Blind Tasting My Way Back to Childhood
There is something so sensual and memory-invoking about both smell and taste. The language of smell is all about offering familiar items as a reference point. Pinot noir doesn't taste exactly like cherries, but is so much more like cherry than blueberry or peach. It may offer an earthy taste that we can't name, so we might compare it to a mushroom, since it is closer to that smell than any other earthy-smelling thing that comes to mind. An image of the aroma is drawn, composed of a group of comparisons. Smell is also incredibly nostalgic and memory provoking. Have you ever gotten a whiff of your ex's perfume on a stranger? You recognize it instantly.

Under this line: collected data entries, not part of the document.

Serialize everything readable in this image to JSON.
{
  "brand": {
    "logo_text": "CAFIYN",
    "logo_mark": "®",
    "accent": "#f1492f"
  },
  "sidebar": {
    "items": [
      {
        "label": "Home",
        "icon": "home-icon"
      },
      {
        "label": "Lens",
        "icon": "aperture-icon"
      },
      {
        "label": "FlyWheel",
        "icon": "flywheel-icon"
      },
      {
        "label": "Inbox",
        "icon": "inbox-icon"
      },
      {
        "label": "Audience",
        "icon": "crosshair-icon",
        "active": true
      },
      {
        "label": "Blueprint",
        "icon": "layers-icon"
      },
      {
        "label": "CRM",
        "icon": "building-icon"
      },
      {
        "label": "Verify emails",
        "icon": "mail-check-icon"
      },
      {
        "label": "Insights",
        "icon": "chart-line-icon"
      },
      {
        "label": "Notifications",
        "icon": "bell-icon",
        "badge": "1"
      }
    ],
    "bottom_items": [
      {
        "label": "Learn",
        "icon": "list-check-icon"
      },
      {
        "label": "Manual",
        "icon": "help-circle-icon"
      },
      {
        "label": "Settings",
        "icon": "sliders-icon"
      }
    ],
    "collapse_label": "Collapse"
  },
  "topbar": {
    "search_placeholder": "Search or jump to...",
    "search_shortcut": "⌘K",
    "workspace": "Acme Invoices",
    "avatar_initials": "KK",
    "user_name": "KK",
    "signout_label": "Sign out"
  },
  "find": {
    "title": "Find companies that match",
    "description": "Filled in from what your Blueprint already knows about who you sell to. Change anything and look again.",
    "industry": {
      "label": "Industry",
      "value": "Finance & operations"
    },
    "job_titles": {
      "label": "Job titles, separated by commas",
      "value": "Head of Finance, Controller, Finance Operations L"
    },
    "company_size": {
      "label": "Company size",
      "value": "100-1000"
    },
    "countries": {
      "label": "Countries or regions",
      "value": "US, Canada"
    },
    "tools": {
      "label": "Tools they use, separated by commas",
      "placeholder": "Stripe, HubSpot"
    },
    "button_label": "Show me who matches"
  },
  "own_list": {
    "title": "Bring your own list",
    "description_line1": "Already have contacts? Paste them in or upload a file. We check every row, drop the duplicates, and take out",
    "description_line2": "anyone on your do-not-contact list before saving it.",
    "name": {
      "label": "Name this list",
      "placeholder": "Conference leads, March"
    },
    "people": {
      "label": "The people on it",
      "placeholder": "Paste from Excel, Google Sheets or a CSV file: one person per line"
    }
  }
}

So often, as I taste wine, a bouquet comes up that brings me back to childhood. Like Chateau Latour; yes, it smells like lead pencil, but for me it is an instant flashback to the second grade. I am transported to the moment when I am shaking the pencil sharpener into the trash and its dust is wafting up into my face.
South African and Chilean wines often have a fragrance of rubber to them. The nostalgic trigger for me is those reddish-pink playground balls. The rubber smell is hot in my nose, as I prepare to die in a game of dodge ball.

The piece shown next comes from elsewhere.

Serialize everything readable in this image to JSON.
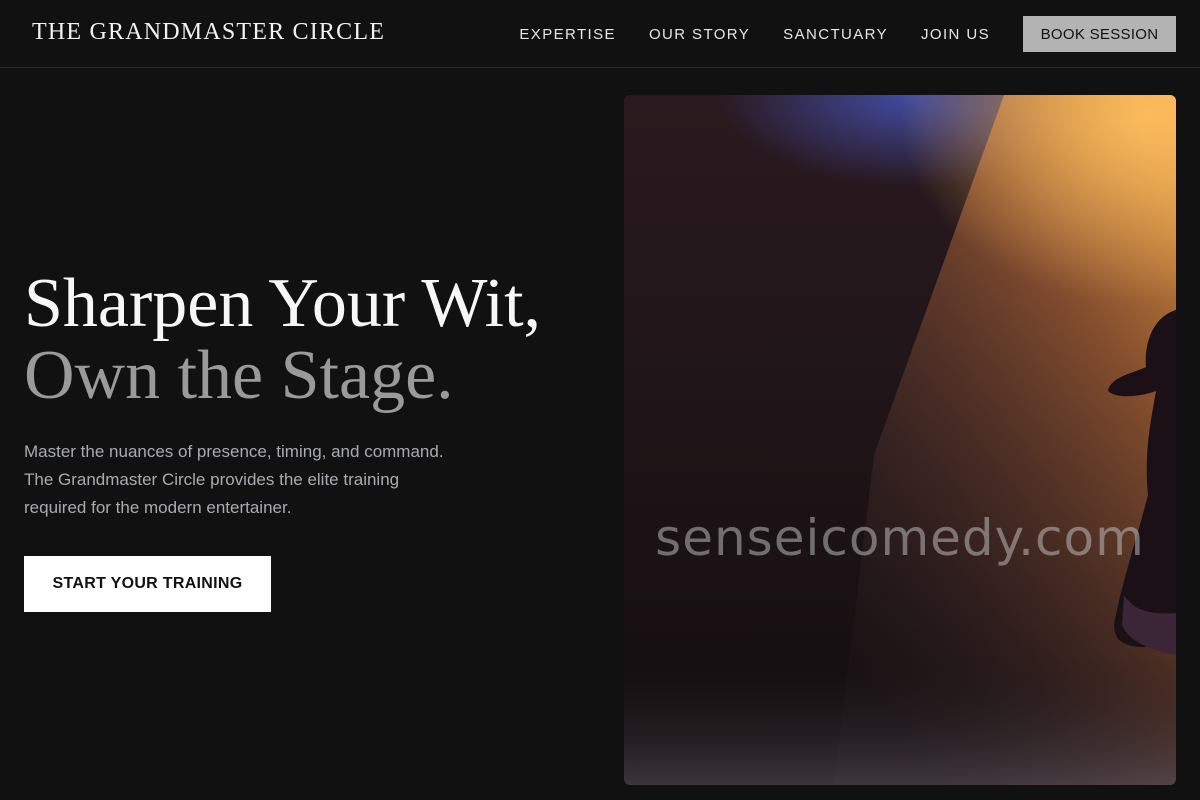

Candy generates some of the most poignant flavor profiles. Sweet Tarts are often recalled when tasting a young, high-acid white wine. Sometimes pinot grigio even reminds me of baby aspirin, with its bitter, vaguely orange taste. Do you remember that powdered candy that you dipped the hard candy stick into? Lick-M-Aid, I think it was called. Or better yet, the powdered candy that came in the long plastic tube. I think that all young, fruity wines have that kind of flavor. Albariño has that with a bit of margarita mix put in for good measure.
When I was in Germany tasting tank samples of the 2004 rieslings, my notes were peppered with the abbreviation GAJR, which stands for Green Apple Jolly Rancher. I'm certain that all Gen-Xers would taste the same thing in these wines.
I've had Hermitage Blanc that was hauntingly similar to Banana Laffy Taffy. The tang of wax-candy lips is recalled in Vouvray and Beaujolais tastes like Cherry Hubba Bubba. (I don't think they even make that flavor any more.) One of my benchmark characteristics of Chianti isn't anise or even licorice, but Good & Plenty. One of the greatest wines I have ever tasted, Chateau Cheval Blanc 1928, was like liquid Tootsie Roll.
So perhaps mine is not the most dignified palate. But I love finding the nostalgic references that make a wine stick in my mind. A world where any glass of wine could remind you of your Grandma's perfume, a day at the movies, or riding horseback while smoking a cigar and eating a bacon sandwich is a fine world indeed.